E, mesmo depois de adultos, ainda dá aquela vontade de se jogar de cabeça em algumas brincadeiras

dia-do-brincar

Um belo dia, Francisco ganhou um carrinho de rolimã. Em 15 minutos estávamos na praça, tentando aprender as manhas do brinquedo. Ele, maravilhado e cauteloso. Eu, pronta para viajar no tempo, ignorando os procedimentos de segurança.
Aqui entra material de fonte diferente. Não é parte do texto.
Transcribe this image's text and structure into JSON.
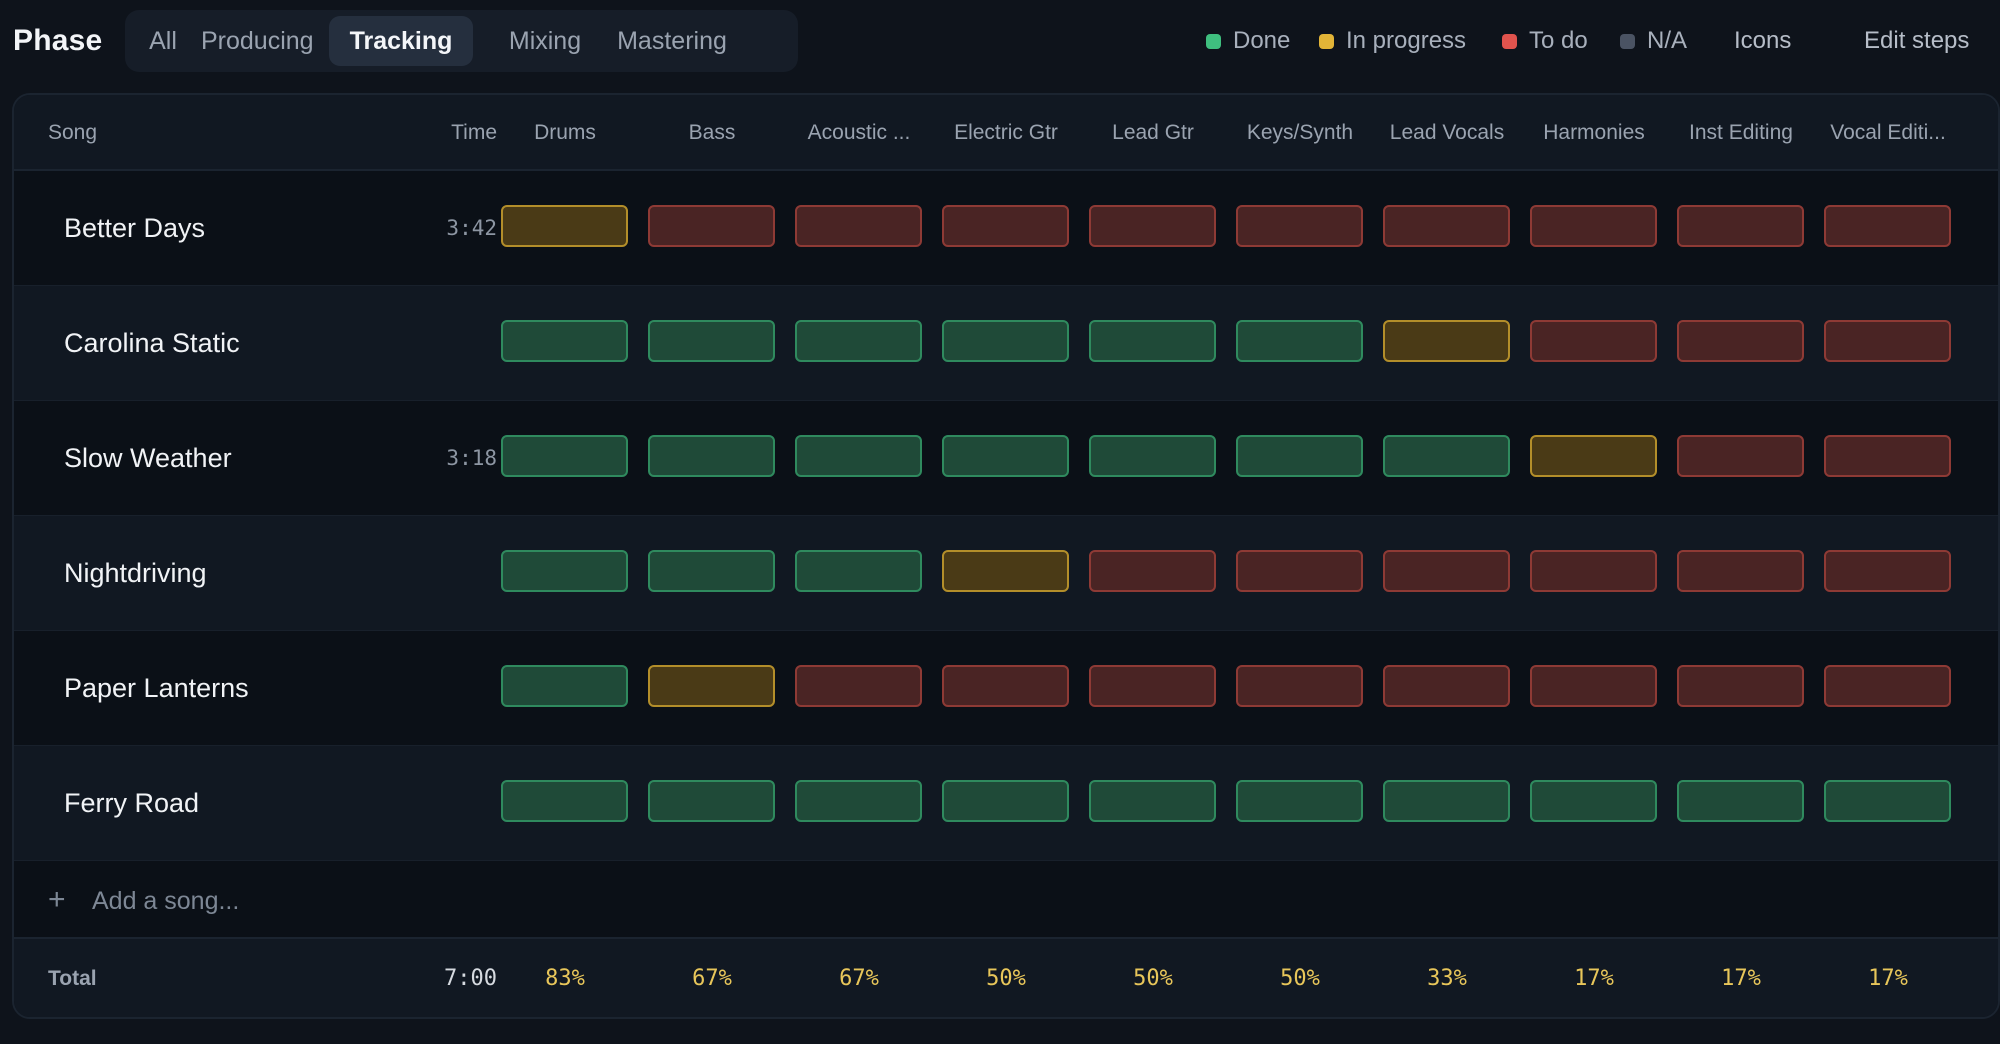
{
  "header": {
    "phase_label": "Phase",
    "tabs": [
      {
        "label": "All",
        "active": false
      },
      {
        "label": "Producing",
        "active": false
      },
      {
        "label": "Tracking",
        "active": true
      },
      {
        "label": "Mixing",
        "active": false
      },
      {
        "label": "Mastering",
        "active": false
      }
    ],
    "legend": [
      {
        "label": "Done",
        "color": "#3fbf7f"
      },
      {
        "label": "In progress",
        "color": "#e2b437"
      },
      {
        "label": "To do",
        "color": "#e0534d"
      },
      {
        "label": "N/A",
        "color": "#4a5363"
      }
    ],
    "icons_label": "Icons",
    "edit_steps_label": "Edit steps"
  },
  "table": {
    "song_header": "Song",
    "time_header": "Time",
    "steps": [
      "Drums",
      "Bass",
      "Acoustic ...",
      "Electric Gtr",
      "Lead Gtr",
      "Keys/Synth",
      "Lead Vocals",
      "Harmonies",
      "Inst Editing",
      "Vocal Editi..."
    ],
    "songs": [
      {
        "name": "Better Days",
        "time": "3:42",
        "status": [
          "progress",
          "todo",
          "todo",
          "todo",
          "todo",
          "todo",
          "todo",
          "todo",
          "todo",
          "todo"
        ]
      },
      {
        "name": "Carolina Static",
        "time": "",
        "status": [
          "done",
          "done",
          "done",
          "done",
          "done",
          "done",
          "progress",
          "todo",
          "todo",
          "todo"
        ]
      },
      {
        "name": "Slow Weather",
        "time": "3:18",
        "status": [
          "done",
          "done",
          "done",
          "done",
          "done",
          "done",
          "done",
          "progress",
          "todo",
          "todo"
        ]
      },
      {
        "name": "Nightdriving",
        "time": "",
        "status": [
          "done",
          "done",
          "done",
          "progress",
          "todo",
          "todo",
          "todo",
          "todo",
          "todo",
          "todo"
        ]
      },
      {
        "name": "Paper Lanterns",
        "time": "",
        "status": [
          "done",
          "progress",
          "todo",
          "todo",
          "todo",
          "todo",
          "todo",
          "todo",
          "todo",
          "todo"
        ]
      },
      {
        "name": "Ferry Road",
        "time": "",
        "status": [
          "done",
          "done",
          "done",
          "done",
          "done",
          "done",
          "done",
          "done",
          "done",
          "done"
        ]
      }
    ],
    "add_plus": "+",
    "add_placeholder": "Add a song...",
    "total_label": "Total",
    "total_time": "7:00",
    "totals": [
      "83%",
      "67%",
      "67%",
      "50%",
      "50%",
      "50%",
      "33%",
      "17%",
      "17%",
      "17%"
    ]
  }
}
Nunca tive um carrinho desses, mas meus irmãos tiveram, construído com tábuas e a paciência de um primo mais velho. Ao ver o presente do meu pequeno, regredi. Pedi emprestado, mas o menino tomou para si a estreia – que jamais aconteceu, diga-se de passagem. Bolei meu plano: quando ele saísse pra escola, eu fugiria com o brinquedo, pra ralar meus joelhos em paz.
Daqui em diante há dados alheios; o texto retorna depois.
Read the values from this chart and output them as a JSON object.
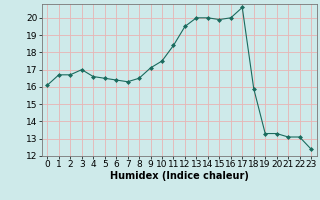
{
  "x": [
    0,
    1,
    2,
    3,
    4,
    5,
    6,
    7,
    8,
    9,
    10,
    11,
    12,
    13,
    14,
    15,
    16,
    17,
    18,
    19,
    20,
    21,
    22,
    23
  ],
  "y": [
    16.1,
    16.7,
    16.7,
    17.0,
    16.6,
    16.5,
    16.4,
    16.3,
    16.5,
    17.1,
    17.5,
    18.4,
    19.5,
    20.0,
    20.0,
    19.9,
    20.0,
    20.6,
    15.9,
    13.3,
    13.3,
    13.1,
    13.1,
    12.4
  ],
  "line_color": "#1a6b5e",
  "marker": "D",
  "marker_size": 2,
  "bg_color": "#ceeaea",
  "grid_color": "#e8b4b4",
  "xlabel": "Humidex (Indice chaleur)",
  "ylim": [
    12,
    20.8
  ],
  "xlim": [
    -0.5,
    23.5
  ],
  "yticks": [
    12,
    13,
    14,
    15,
    16,
    17,
    18,
    19,
    20
  ],
  "xticks": [
    0,
    1,
    2,
    3,
    4,
    5,
    6,
    7,
    8,
    9,
    10,
    11,
    12,
    13,
    14,
    15,
    16,
    17,
    18,
    19,
    20,
    21,
    22,
    23
  ],
  "xlabel_fontsize": 7,
  "tick_fontsize": 6.5
}
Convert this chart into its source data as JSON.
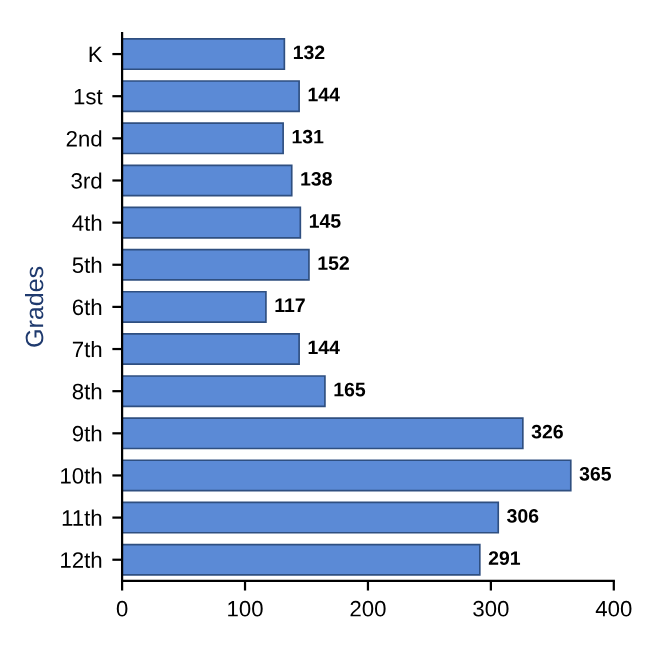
{
  "chart_data": {
    "type": "bar",
    "orientation": "horizontal",
    "ylabel": "Grades",
    "categories": [
      "K",
      "1st",
      "2nd",
      "3rd",
      "4th",
      "5th",
      "6th",
      "7th",
      "8th",
      "9th",
      "10th",
      "11th",
      "12th"
    ],
    "values": [
      132,
      144,
      131,
      138,
      145,
      152,
      117,
      144,
      165,
      326,
      365,
      306,
      291
    ],
    "color": "#5b8ad6",
    "xlim": [
      0,
      400
    ],
    "xticks": [
      0,
      100,
      200,
      300,
      400
    ],
    "grid": false,
    "data_labels": true
  }
}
Quem disse? Depois de adultos, o que não falta é medo de perder os dentes. Viajei no carrinho, sim, mas foi para décadas atrás, tempo em que os primos moravam na rua paralela acima e a transversal era a pista de corrida. “Bibiiiii!!”, gritava meu irmão ao descer a mil por hora.

A senhora que atravessava não ouviu e foram os dois parar lá embaixo, ela em seu colo magrelo e ele a gritar indignado: “Eu buzinei!”. Uma cicatriz no joelho direito me conta outra aventura: uma incursão
proibida por um lote vago, onde uma velha lata de ferro me aguardava maquiavélica, as bordas arregaçadas num sorriso de bruxa.

Ostento a marca com orgulho. Francisco também infla o peito para me mostrar a mais recente avaria. Joelhos ralados e pernas ásperas de repetidos machucados falam de alma livre, mesmo sem aderir ao rolimã.

Nas brincadeiras do seu tempo, o joelho sempre dá um jeito de treinar autonomia. Na infância, eu pedalava meu gosto por velocidade, até ser interrompida por um tombo na curva, com direito a salto mortal e cabeçada no asfalto.

Belo trabalho do anjo da guarda: restou somente uma cicatriz no dedo mindinho e um caso engraçado pra contar. Já o impacto colocou a cabeça pra pensar: tirei o pé do acelerador e deixei que o tempo fizesse a sua parte. Cheguei aqui bem mais mansa, mas o barulho das rodinhas despertou minha molecagem.

Pensei em correr de rolimã, em vez de na vida. Empurrar o espírito ladeira abaixo e deixar que ele brinque. Sem a angústia de um tempo que corre sempre mais do que nós. Depois colocar os joelhos no chão, deitar o corpo no asfalto e olhar para o céu. Aprender a rir do tempo e fazer da gargalhada o abdominal perfeito, treinando para a próxima corrida.